In certain instances, therefore, the High Court stated that damages under the Human Rights Act 1998 might be necessary to afford just satisfaction, for example to cover inconvenience, mental distress and physical suffering, taking into account factors such as the victim’s age, state of health and the duration of the suffering; see Fedeyeva v Russia (2007) 45 EHRR 10.
The Court of Appeal allowed an appeal, however, and reversed the High Court ruling. In the view of the Court, damages awarded to the owner of a property would normally amount to just satisfaction of claims brought under the Human Rights Act for breaches of Article 8 of the Convention. The problem remained, however, that this may not be so in respect of claims brought by occupiers of affected properties where such parties had no interest in the property.
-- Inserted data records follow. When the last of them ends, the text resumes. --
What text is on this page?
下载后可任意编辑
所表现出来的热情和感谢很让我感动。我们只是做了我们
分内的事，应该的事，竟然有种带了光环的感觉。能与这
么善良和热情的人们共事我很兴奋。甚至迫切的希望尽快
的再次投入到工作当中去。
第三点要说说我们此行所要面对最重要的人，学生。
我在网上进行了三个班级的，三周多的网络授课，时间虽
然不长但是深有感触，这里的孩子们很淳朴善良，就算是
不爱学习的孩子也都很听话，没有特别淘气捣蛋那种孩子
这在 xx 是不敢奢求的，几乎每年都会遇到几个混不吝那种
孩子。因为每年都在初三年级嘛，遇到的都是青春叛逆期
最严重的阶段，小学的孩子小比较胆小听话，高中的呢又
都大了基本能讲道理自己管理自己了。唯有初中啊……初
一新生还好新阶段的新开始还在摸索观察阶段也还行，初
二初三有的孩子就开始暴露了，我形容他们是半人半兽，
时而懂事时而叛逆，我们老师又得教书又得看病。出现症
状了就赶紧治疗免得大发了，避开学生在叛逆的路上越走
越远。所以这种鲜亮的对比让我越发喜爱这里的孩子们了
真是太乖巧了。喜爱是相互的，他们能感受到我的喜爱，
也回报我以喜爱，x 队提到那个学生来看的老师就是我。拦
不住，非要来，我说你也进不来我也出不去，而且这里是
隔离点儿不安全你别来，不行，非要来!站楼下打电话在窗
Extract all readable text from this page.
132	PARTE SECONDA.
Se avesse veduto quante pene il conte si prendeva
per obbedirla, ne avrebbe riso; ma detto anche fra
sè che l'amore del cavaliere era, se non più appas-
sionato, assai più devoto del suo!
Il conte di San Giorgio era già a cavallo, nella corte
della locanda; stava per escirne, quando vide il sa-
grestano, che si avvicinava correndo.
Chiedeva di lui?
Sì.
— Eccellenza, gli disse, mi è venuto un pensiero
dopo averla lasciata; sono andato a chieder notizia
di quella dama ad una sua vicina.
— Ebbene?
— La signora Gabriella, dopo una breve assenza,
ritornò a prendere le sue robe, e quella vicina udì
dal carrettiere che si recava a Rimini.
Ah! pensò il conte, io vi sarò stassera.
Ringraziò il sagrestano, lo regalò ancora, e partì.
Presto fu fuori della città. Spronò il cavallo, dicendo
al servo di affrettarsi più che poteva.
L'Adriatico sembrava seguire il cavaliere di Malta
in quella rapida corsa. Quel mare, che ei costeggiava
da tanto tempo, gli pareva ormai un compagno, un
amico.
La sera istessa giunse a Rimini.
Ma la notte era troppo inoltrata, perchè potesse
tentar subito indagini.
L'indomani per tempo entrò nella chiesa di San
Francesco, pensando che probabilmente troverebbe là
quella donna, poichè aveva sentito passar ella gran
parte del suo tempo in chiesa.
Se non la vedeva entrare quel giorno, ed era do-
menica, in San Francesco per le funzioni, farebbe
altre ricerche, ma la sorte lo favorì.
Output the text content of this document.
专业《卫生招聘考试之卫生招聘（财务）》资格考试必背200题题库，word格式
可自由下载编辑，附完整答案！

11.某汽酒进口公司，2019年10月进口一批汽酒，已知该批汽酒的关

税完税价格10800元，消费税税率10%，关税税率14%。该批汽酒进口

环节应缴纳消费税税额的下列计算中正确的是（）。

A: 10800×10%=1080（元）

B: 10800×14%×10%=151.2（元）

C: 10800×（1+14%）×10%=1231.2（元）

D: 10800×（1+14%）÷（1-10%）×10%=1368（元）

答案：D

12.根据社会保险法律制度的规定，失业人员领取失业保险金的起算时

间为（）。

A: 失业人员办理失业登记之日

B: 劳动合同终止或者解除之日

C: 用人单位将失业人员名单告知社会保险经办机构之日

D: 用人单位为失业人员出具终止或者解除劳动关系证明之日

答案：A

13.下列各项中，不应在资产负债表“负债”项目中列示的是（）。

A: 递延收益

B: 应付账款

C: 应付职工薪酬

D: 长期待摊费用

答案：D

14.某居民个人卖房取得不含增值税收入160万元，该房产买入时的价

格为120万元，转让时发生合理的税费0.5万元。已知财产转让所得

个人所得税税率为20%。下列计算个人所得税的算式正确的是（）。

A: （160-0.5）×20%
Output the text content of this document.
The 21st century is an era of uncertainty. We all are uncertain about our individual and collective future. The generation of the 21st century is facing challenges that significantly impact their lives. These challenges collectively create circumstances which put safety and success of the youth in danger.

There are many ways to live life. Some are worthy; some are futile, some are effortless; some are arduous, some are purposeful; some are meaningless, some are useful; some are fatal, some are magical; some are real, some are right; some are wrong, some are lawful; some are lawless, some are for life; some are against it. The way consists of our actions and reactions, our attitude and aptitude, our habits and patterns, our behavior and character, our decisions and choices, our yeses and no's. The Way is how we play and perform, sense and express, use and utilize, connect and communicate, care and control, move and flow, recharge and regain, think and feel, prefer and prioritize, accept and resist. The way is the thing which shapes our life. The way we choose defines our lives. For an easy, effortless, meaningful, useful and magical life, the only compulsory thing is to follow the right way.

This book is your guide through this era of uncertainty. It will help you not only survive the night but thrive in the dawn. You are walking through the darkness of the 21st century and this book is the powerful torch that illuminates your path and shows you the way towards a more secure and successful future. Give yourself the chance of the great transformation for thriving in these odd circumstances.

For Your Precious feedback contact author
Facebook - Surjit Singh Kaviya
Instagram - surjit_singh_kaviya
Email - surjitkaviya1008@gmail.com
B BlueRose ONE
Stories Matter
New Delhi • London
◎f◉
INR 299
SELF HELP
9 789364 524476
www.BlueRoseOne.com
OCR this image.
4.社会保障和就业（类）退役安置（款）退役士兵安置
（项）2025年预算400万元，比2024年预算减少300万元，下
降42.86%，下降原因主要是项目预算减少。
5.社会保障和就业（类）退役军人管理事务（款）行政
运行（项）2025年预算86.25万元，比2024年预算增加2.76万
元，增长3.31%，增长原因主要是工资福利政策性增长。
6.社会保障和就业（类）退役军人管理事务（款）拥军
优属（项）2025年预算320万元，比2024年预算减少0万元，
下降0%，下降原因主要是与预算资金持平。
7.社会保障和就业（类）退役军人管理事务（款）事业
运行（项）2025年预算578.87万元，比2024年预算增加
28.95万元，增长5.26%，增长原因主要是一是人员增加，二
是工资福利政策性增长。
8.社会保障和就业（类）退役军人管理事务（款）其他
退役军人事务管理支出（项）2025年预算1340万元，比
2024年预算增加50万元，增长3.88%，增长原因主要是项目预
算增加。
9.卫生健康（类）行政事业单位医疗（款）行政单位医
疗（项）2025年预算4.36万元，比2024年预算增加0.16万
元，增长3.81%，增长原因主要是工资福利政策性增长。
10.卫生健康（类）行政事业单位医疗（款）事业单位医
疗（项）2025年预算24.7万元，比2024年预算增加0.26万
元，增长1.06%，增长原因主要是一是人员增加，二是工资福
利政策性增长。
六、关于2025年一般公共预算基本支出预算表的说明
In line with Hunter, damages for nuisance would be awarded ordinarily only to the owner and only in respect of damage to the property.
For the owners themselves, it was highly likely that this would provide just satisfaction but, for other occupiers, their loss of amenity might go uncompensated in potential breach of Article 8 of the Convention. Sometimes, damages paid to an owner might effectively take into account wider amenity loss for other occupiers. But in order to be sure, it will be necessary, in future cases, to treat each case on its facts to ensure that any remedy provides just satisfaction of all claims. This will be so where the case is such that a breach of the Convention (usually, in nuisance cases, of Article 8) can be pleaded. Practitioners should bear this in mind when formulating actions for nuisance.